The use of the Diploma Supplement is strongly encouraged by all those involved in the recognition of degrees in higher education. If however awarding such a document is not legally possible, it is recommended to produce the required information by other means. This can be either generic or personalised. Generic can be through a separate document or a separate webpage. It is recommended that each graduation class should have a separate webpage and that these webpages are archived and thus easily traceable.

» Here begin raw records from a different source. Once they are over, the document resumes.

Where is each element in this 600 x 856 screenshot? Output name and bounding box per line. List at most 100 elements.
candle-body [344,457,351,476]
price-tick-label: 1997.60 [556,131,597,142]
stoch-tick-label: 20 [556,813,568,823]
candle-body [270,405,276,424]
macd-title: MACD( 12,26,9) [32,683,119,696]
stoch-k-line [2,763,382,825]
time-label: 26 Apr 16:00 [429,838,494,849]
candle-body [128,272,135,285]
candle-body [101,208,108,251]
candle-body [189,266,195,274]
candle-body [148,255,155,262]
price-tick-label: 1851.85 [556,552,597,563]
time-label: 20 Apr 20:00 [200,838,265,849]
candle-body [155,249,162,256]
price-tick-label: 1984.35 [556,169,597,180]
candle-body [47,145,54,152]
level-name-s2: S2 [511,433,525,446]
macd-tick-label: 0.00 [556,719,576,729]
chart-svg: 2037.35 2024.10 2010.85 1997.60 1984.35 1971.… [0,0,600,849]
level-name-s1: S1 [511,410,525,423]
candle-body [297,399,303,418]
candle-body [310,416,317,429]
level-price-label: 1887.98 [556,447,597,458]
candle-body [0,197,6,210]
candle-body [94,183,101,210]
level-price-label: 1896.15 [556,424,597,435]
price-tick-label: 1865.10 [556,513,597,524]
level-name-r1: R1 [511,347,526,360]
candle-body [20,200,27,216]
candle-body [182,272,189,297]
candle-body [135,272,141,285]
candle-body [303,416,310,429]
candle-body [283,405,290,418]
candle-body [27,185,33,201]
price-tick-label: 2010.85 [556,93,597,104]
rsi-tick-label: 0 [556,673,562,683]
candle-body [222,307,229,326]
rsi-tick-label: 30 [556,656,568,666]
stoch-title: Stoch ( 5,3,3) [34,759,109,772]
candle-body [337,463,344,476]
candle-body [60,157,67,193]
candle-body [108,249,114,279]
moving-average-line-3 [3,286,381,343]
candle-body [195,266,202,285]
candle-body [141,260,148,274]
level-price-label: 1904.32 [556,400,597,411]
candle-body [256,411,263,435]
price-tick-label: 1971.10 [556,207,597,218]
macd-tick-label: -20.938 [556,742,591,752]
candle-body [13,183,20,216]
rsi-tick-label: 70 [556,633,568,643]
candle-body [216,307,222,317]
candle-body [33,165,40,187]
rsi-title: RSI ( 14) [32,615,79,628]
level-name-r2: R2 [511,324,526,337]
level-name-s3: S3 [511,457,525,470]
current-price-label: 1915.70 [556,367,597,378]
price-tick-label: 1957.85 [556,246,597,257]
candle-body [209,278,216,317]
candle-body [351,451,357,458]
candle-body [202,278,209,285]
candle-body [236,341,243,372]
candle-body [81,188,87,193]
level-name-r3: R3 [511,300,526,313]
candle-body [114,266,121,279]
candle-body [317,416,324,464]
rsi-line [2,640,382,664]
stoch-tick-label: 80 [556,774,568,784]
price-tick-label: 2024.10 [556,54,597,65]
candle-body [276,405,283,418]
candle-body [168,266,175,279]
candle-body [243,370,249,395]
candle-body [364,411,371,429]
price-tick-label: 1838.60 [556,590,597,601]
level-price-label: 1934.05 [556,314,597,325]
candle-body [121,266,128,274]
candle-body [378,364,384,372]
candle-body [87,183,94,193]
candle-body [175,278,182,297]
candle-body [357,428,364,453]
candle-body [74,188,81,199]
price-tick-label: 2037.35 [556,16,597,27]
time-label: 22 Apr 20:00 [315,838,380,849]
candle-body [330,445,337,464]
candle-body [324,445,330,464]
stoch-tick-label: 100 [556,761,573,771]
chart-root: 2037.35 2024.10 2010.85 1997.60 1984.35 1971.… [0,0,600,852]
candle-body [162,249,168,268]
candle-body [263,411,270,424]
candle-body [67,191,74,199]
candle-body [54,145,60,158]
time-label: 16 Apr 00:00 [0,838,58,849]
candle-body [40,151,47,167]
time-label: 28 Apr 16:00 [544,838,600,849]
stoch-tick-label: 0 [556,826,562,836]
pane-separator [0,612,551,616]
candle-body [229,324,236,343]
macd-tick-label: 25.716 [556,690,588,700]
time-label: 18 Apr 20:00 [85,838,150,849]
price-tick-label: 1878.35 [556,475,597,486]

The inclusion of the information presented below can be considered a good practice.

To identify the awarded qualification:

  • The qualification’s original full name(s) (as included on the joint degree) with reference to all relevant (sub)national legal frameworks;
  • Where applicable, the awarded (professional) title(s) in its original language(s) according to all relevant (sub)national legal frameworks;
  • If a graduate receives other national degrees alongside the joint degree (i.e. the joint degree is part of a multiple degree arrangement), this should be included;

To identify the consortium offering the joint programme:

  • All the members of the consortium offering the joint programme, identified through their full original names and where relevant translations;
  • For each of these institutions: status, role in the joint programme and whether it is involved in awarding the joint degree;

To identify the joint programme:

  • Field(s) of study including, where relevant, the official national field(s) of study;
  • Language(s) of instruction and assessment and, if more than one language is used, how these languages are used (e.g. balance in credits, master’s thesis in national language);
  • The level and context of the programme (qualification) in all the higher education systems of the awarding institutions (where applicable, in all the relevant national qualifications frameworks);
  • The official workload (and/or length) of the programme and, where reference is made to credits, an explanation about the credit system(s) used by the joint programme consortium;
  • The overall admission requirements such as the level and subject-specific requirements which give access to the programme (e.g. reference to overarching qualifications frameworks);
  • The overall learning outcomes of the joint programme;

To identify the graduate’s achievement:

  • The programme details, including information about the individual study pathway of the graduate, which includes the programme components (with full name, credits and grade acquired by the graduate) and the institution that offered that part of the curriculum;
  • An explanation of the grading system(s) referred to under the programme details, i.e. the individual study pathway of the graduate;

To understand the awarded qualification:

  • Indicate to which further studies the qualification gives access. This refers to academic and/or professional study, especially leading to any specific qualifications, or levels of study for each of the awarding institutions’ higher education systems;
  • Details of any rights to practise, or professional status accorded to the holder of this qualification in the countries of the awarding institutions to which the graduate has access;
  • Information about the higher education systems from which the graduate has obtained its degree;

Additional information:

  • A (perma)link to the website of the joint programme;
  • Information about the coordinating institution or contact point where the recipient of the document can contact the joint programme with additional questions;
  • Contact information about the competent quality assurance and/or accreditation bodies under which competency the joint programme falls;
  • Where available, reference to a national register with recognised higher education institutions and/or programmes.